In a Wednesday morning update of the Centers for Disease Control and Prevention’s state-by-state vaccine data, North Carolina’s vaccination rate was 39th in the country, at 1,162 doses per 100,000 residents. That was up slightly from Monday’s data.

Wednesday, the CDC reported that North Carolina has administered 121,881 “first doses” of vaccine so far, an increase of 20,530 from Monday’s CDC report.

Cohen, during a Tuesday afternoon interview with The News & Observer, said there isn’t any specific reason why the state’s vaccine rollout has been slow. She pointed to several factors, including that the process began just before year-end holidays, difficulties around data entry and, in some cases, providers lacking the personnel to actually administer doses.

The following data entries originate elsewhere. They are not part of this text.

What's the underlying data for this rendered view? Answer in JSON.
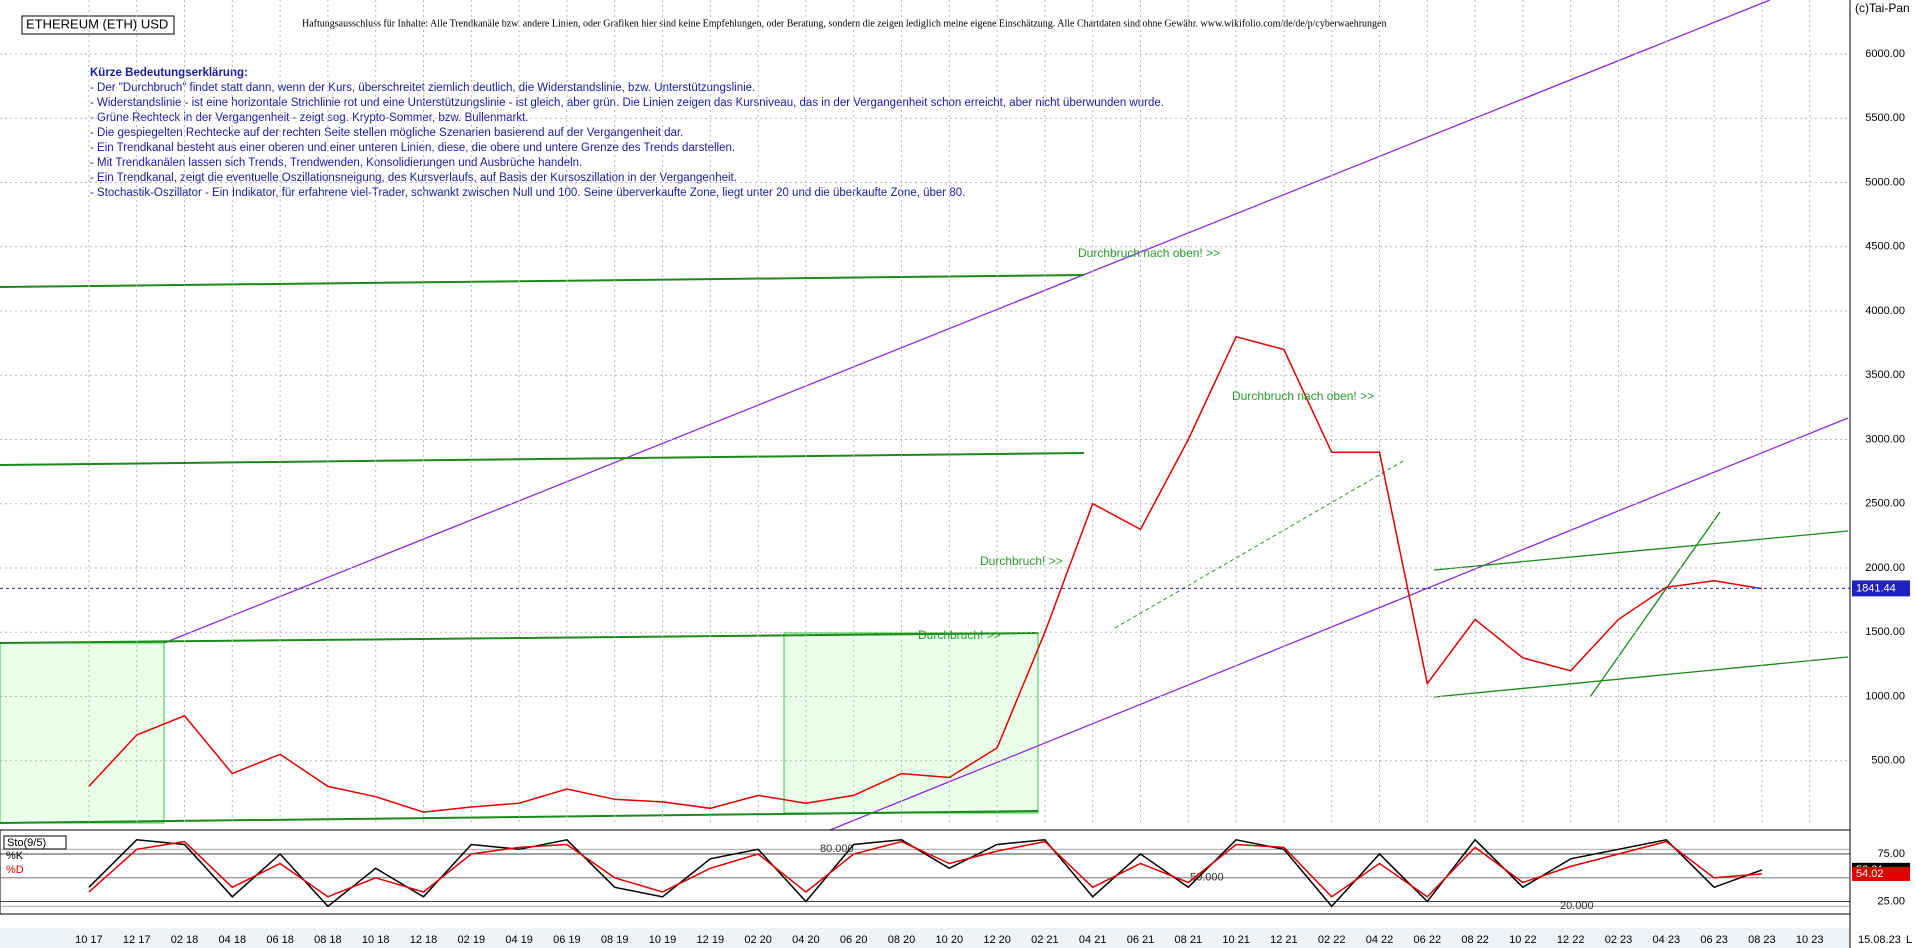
{
  "header": {
    "title": "ETHEREUM (ETH) USD",
    "disclaimer": "Haftungsausschluss für Inhalte: Alle Trendkanäle bzw. andere Linien, oder Grafiken hier sind keine Empfehlungen, oder Beratung, sondern die zeigen lediglich meine eigene Einschätzung. Alle Chartdaten sind ohne Gewähr. www.wikifolio.com/de/de/p/cyberwaehrungen",
    "copyright": "(c)Tai-Pan",
    "legend_heading": "Kürze Bedeutungserklärung:",
    "notes": [
      "- Der \"Durchbruch\" findet statt dann, wenn der Kurs, überschreitet ziemlich deutlich, die Widerstandslinie, bzw. Unterstützungslinie.",
      "- Widerstandslinie - ist eine horizontale Strichlinie rot und eine Unterstützungslinie - ist gleich, aber grün. Die Linien zeigen das Kursniveau, das in der Vergangenheit schon erreicht, aber nicht überwunden wurde.",
      "- Grüne Rechteck in der Vergangenheit - zeigt sog. Krypto-Sommer, bzw. Bullenmarkt.",
      "- Die gespiegelten Rechtecke auf der rechten Seite stellen mögliche Szenarien basierend auf der Vergangenheit dar.",
      "- Ein Trendkanal besteht aus einer oberen und einer unteren Linien, diese, die obere und untere Grenze des Trends darstellen.",
      "- Mit Trendkanälen lassen sich Trends, Trendwenden, Konsolidierungen und Ausbrüche handeln.",
      "- Ein Trendkanal, zeigt die eventuelle Oszillationsneigung, des Kursverlaufs, auf Basis der Kursoszillation in der Vergangenheit.",
      "- Stochastik-Oszillator - Ein Indikator, für erfahrene viel-Trader, schwankt zwischen Null und 100. Seine überverkaufte Zone, liegt unter 20 und die überkaufte Zone, über 80."
    ],
    "date_label": "15.08.23",
    "footer_flag": "L"
  },
  "chart_data": [
    {
      "type": "line",
      "categories": [
        "10 17",
        "12 17",
        "02 18",
        "04 18",
        "06 18",
        "08 18",
        "10 18",
        "12 18",
        "02 19",
        "04 19",
        "06 19",
        "08 19",
        "10 19",
        "12 19",
        "02 20",
        "04 20",
        "06 20",
        "08 20",
        "10 20",
        "12 20",
        "02 21",
        "04 21",
        "06 21",
        "08 21",
        "10 21",
        "12 21",
        "02 22",
        "04 22",
        "06 22",
        "08 22",
        "10 22",
        "12 22",
        "02 23",
        "04 23",
        "06 23",
        "08 23",
        "10 23"
      ],
      "series": [
        {
          "name": "ETH",
          "color": "#e00000",
          "values": [
            300,
            700,
            850,
            400,
            550,
            300,
            220,
            100,
            140,
            170,
            280,
            200,
            180,
            130,
            230,
            170,
            230,
            400,
            370,
            600,
            1500,
            2500,
            2300,
            3000,
            3800,
            3700,
            2900,
            2900,
            1100,
            1600,
            1300,
            1200,
            1600,
            1850,
            1900,
            1840,
            null
          ]
        }
      ],
      "ylim": [
        0,
        6420
      ],
      "yticks": [
        {
          "value": 500,
          "label": "500.00"
        },
        {
          "value": 1000,
          "label": "1000.00"
        },
        {
          "value": 1500,
          "label": "1500.00"
        },
        {
          "value": 2000,
          "label": "2000.00"
        },
        {
          "value": 2500,
          "label": "2500.00"
        },
        {
          "value": 3000,
          "label": "3000.00"
        },
        {
          "value": 3500,
          "label": "3500.00"
        },
        {
          "value": 4000,
          "label": "4000.00"
        },
        {
          "value": 4500,
          "label": "4500.00"
        },
        {
          "value": 5000,
          "label": "5000.00"
        },
        {
          "value": 5500,
          "label": "5500.00"
        },
        {
          "value": 6000,
          "label": "6000.00"
        }
      ],
      "grid": true,
      "last_price": 1841.44,
      "annotations": [
        "Durchbruch nach oben! >>",
        "Durchbruch nach oben! >>",
        "Durchbruch! >>",
        "Durchbruch! >>"
      ]
    },
    {
      "type": "line",
      "title": "Sto(9/5)",
      "series": [
        {
          "name": "%K",
          "color": "#000000",
          "values": [
            40,
            90,
            85,
            30,
            75,
            20,
            60,
            30,
            85,
            80,
            90,
            40,
            30,
            70,
            80,
            25,
            85,
            90,
            60,
            85,
            90,
            30,
            75,
            40,
            90,
            80,
            20,
            75,
            25,
            90,
            40,
            70,
            80,
            90,
            40,
            58.31,
            null
          ]
        },
        {
          "name": "%D",
          "color": "#e00000",
          "values": [
            35,
            80,
            88,
            40,
            65,
            30,
            50,
            35,
            75,
            82,
            85,
            50,
            35,
            60,
            75,
            35,
            75,
            88,
            65,
            78,
            88,
            40,
            65,
            45,
            85,
            82,
            30,
            65,
            30,
            82,
            45,
            62,
            75,
            88,
            50,
            54.02,
            null
          ]
        }
      ],
      "ylim": [
        15,
        95
      ],
      "yticks": [
        {
          "value": 25,
          "label": "25.00"
        },
        {
          "value": 50,
          "label": "50.00"
        },
        {
          "value": 75,
          "label": "75.00"
        }
      ],
      "levels": [
        {
          "value": 80,
          "label": "80.000"
        },
        {
          "value": 50,
          "label": "50.000"
        },
        {
          "value": 20,
          "label": "20.000"
        }
      ]
    }
  ]
}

The state started taking steps this week to hasten the vaccination process, with Cooper mobilizing the National Guard to help provide vaccine in urban areas with large medical facilities, as well as in underserved rural areas.

DHHS also sent a memo to health departments and hospitals saying that future allocations of vaccine from the state’s supply would be, in part, dictated by how much a provider has already used.

DHHS plans to launch a hotline this week that people can call to learn about the vaccine and to better understand where they can seek out a shot. The DHHS hotline will not be used to book appointments, Cohen said.

Federally qualified health centers will be the next group that is trained to provide vaccine, Cohen said, with more providers coming online as North Carolina moves to additional phases.

“That will be another opportunity and another access point for people across North Carolina as we move into our next phases,” Cohen said.